Perot's laundry list of American shortcomings is extensive. He told the audience that the United States is the largest debtor nation in history, commands a much smaller share of the advanced technology market than it did in 1980, and ranks 14th out of 15 industrial nations in academic achievement. "We beat Thailand," he said, grimacing.

"Out of success comes arrogance, and out of adversity comes strength," Perot continued. Japan had the opportunity to rebuild itself after the Second World War, whereas the US became used to its premier position in the global economy, he said.

Crucial to the reconstruction effort were the "brains and wits" that allowed resource-poor, island Japan to build a first-rate economy, Perot said. In 1946, for example, Honda sold motor scooters made from salvaged scrap metal, he said. Now it's one of the largest auto manufacturers in the world, he continued.

"It's now brains and wits time in America," Perot said. The task of business is to improve American manufacturing capability by managing more intelligently. "We're used to using capital as a bulldozer," he said. "We've got to learn to use it as a scalpel."

In order to be more effective, management must concentrate on producing quality products and treat workers as equals, Perot said. One way of accomplishing both goals is for new managers to "start at the bottom" of an enterprise, rather than moving directly into upper management, he said.
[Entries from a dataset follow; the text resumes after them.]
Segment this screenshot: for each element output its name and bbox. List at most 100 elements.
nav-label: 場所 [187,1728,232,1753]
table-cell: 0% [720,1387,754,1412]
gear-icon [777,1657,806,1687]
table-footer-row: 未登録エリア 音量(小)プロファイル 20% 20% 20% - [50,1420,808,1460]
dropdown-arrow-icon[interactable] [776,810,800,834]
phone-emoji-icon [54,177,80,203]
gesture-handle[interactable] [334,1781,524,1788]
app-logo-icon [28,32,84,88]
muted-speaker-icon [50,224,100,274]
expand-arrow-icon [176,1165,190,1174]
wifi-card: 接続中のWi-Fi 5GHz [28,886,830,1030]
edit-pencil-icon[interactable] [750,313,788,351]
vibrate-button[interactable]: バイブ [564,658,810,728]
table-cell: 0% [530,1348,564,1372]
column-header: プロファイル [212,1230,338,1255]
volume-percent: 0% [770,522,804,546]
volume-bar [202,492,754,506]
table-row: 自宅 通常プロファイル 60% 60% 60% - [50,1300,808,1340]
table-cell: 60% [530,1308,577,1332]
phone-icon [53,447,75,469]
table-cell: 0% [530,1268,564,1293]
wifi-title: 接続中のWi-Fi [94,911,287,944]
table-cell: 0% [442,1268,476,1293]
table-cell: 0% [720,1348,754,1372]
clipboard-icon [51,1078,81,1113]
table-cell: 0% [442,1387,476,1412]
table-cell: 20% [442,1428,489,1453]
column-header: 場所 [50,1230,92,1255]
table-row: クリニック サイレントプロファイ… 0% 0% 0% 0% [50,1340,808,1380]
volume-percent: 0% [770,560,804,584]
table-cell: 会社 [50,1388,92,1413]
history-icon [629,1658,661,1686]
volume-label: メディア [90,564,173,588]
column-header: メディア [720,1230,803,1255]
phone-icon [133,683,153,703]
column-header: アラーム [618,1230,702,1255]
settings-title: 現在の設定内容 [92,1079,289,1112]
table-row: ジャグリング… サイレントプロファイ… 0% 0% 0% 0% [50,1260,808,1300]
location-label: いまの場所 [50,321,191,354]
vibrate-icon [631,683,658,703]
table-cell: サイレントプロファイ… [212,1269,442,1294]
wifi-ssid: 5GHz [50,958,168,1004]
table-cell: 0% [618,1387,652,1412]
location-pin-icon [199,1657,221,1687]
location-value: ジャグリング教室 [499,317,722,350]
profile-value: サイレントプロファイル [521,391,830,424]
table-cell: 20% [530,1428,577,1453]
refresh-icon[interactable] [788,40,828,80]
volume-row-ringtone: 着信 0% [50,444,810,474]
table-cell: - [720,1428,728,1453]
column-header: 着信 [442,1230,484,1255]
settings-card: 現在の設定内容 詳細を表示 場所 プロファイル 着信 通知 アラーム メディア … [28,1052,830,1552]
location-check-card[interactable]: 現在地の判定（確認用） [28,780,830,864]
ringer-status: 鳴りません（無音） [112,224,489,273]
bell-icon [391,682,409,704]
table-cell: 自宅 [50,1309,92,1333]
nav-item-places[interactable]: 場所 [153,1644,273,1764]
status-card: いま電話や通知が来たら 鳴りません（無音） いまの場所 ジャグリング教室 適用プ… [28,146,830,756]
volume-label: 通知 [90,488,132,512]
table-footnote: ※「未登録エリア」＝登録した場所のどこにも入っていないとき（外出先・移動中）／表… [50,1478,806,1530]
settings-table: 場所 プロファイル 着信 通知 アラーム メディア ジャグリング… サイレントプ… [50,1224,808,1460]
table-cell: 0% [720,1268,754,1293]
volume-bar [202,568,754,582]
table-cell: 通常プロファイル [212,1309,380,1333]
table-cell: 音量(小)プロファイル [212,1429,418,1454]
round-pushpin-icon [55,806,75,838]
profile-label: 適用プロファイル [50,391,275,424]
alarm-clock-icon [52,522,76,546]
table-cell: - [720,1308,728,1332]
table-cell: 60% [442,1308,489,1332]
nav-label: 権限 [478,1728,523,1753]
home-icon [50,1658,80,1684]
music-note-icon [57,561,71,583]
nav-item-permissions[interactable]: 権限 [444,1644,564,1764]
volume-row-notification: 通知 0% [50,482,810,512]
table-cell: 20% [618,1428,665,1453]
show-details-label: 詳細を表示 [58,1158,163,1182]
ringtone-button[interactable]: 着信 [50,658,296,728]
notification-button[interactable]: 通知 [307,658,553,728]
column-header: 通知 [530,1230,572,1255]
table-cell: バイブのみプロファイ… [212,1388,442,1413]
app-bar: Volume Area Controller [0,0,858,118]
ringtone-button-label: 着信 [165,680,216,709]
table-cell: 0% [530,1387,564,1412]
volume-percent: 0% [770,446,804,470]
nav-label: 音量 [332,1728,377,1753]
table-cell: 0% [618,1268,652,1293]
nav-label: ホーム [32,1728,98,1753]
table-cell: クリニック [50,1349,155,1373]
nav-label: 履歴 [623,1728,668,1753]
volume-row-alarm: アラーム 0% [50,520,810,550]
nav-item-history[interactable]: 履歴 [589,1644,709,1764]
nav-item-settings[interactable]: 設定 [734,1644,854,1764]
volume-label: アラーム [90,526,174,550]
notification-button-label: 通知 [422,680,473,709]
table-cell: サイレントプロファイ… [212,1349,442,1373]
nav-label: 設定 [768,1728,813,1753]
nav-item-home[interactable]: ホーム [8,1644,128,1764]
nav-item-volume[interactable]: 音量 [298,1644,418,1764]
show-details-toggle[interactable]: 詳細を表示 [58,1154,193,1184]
The typical management bureaucracy isolates managers in a "briefing box" which divorces management decisions from "the real world," he continued.

Perot also offered the audience some commonsense advice. "Money doesn't buy you happiness," he said in urging students to choose jobs on the basis of their real interests instead of taking "the highest offer." Similarly, he summarized his labor relations philosophy with the Golden Rule: "Treat others as you'd like to be treated."

During the question period, Perot recounted some of the more colorful highlights of his career, such as the time he organized a team to rescue two of his executives who had been imprisoned during the Iranian revolution. The team pulled off "the largest jailbreak in history" when an Iranian member incited a mob to storm the prison, freeing 13,000 inmates.

Although at one point Perot said he could spend an entire afternoon telling tales of the mistakes he's made, the only example he mentioned when a student asked him about the lessons he'd learned from failure was a gripe about the time he sold his company, Electronic Data Systems, to General Motors. "My greatest mistake was believing that GM would honor their written contract," he said.

According to Fortune, Perot and GM have offered conflicting versions of the reasons for their disagreement. Perot claimed that he threatened to complain publicly if GM executives gave themselves bonuses in a year of poor earnings, while GM sources said Perot refused to allow a GM audit of EDS and bristled at GM's failure to sign fixed-price contracts with its subsidiary. The dispute came to a head two years after the sale of EDS, when Perot resigned from GM's board of directors, leaving with $750 million for his GM stock.

The lecture ended on a combative note when student activist Daniel J. Glenn G accused Perot of involvement in a number of covert activities such as funding the Nicaraguan contras and recommending the 1984 mining of Managua harbor. After hearing Glenn out, Perot calmly rebutted his charges, denying several of them and qualifying others.

Perot defended his readiness to help ransom a CIA chief held hostage in Beirut, saying "it's just a matter of doing what's right." When Glenn pressed him about his efforts to rescue prisoners of war in Laos and Cambodia, Perot replied, "If I were over there, I certainly hope someone would come to get me out."